Let's say hypothetically, one year of school closures takes 1 year off of every child's life on average. There are 56 million school children in the United States right now. That means that 56 million years of life are lost with such a policy.

On the other hand, scientists estimate Covid 19 kills approximately 1% of all people who get the virus. (In the US the number is higher but that is likely due to lack of testing and asymptomatic cases) https://www.nature.com/articles/d41586-020-01738-2 Herd immunity is also estimated to be approximately 66% of the population. 66% of 350 million is 231 million. 1% of 231 million is 2.31. This is a total of 2.31 million deaths. However, 8 out of 10 covid deaths are in people 65 years or older. Many of the deaths occur in people with very serious pre-existing health conditions. 45% of deaths occur in people over the age of 80. Given that life expectancy in the US is approximately 79 years, let's assume that on average people who die of covid would have lived 15 years longer had they never contracted the disease.

Now let's assume school closures reduce corona cases overall by 85% until the development of a vaccine. That means the total number of lives saved due to school closures is 0.85*2.31million=1.96 million lives. Now, to calculate total years of life saved we multiply 1.96*15=29.45 million.

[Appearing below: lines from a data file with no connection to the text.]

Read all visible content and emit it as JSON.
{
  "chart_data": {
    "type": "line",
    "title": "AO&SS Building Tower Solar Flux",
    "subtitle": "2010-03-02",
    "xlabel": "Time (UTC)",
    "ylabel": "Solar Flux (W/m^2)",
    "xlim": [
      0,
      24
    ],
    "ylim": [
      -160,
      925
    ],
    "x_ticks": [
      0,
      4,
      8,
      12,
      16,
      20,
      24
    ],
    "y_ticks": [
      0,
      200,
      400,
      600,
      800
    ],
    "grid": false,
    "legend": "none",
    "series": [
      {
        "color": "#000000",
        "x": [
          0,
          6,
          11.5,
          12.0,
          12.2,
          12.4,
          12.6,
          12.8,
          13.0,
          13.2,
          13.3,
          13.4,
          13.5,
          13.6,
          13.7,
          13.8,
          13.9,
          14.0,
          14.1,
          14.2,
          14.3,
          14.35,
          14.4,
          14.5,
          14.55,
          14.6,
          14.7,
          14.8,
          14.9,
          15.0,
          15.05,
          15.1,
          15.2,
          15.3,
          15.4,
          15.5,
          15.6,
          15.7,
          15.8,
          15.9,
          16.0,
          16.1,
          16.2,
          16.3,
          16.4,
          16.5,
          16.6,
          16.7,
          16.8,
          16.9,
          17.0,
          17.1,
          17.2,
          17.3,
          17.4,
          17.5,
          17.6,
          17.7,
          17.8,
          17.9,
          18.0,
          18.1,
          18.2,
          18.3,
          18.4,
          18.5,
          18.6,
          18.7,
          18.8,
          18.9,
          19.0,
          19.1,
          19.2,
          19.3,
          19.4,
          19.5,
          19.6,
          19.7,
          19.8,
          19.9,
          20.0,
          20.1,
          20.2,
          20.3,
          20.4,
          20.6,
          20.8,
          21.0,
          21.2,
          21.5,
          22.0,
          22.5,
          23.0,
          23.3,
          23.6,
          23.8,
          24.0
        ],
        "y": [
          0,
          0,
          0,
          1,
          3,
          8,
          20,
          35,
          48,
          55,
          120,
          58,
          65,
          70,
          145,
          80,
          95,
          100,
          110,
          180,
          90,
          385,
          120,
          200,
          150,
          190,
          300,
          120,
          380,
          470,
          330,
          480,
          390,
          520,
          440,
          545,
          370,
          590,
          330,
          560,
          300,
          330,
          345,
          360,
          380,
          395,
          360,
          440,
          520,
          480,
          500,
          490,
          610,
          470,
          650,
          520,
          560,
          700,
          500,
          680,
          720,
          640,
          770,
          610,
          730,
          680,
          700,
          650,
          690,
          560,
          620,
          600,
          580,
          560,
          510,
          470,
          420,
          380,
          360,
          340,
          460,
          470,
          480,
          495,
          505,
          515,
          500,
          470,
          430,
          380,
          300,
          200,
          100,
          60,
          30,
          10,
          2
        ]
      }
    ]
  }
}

29.45 million years of life saved. At the expense of 56 million years of life lost for today's school children. Thus, it would seem that the better policy would be to keep schools open.

Now I'm aware that I am making a huge amount of assumptions in this analysis. But the overall point of this post is to show that it's possible that school closures will do more harm than good. Nobody can perfectly predict the future, and there is a lot of data that is missing that I would need in order to make a more accurate analysis. If you think my analysis is missing some important details please let me know. I would love to hear some other opinions.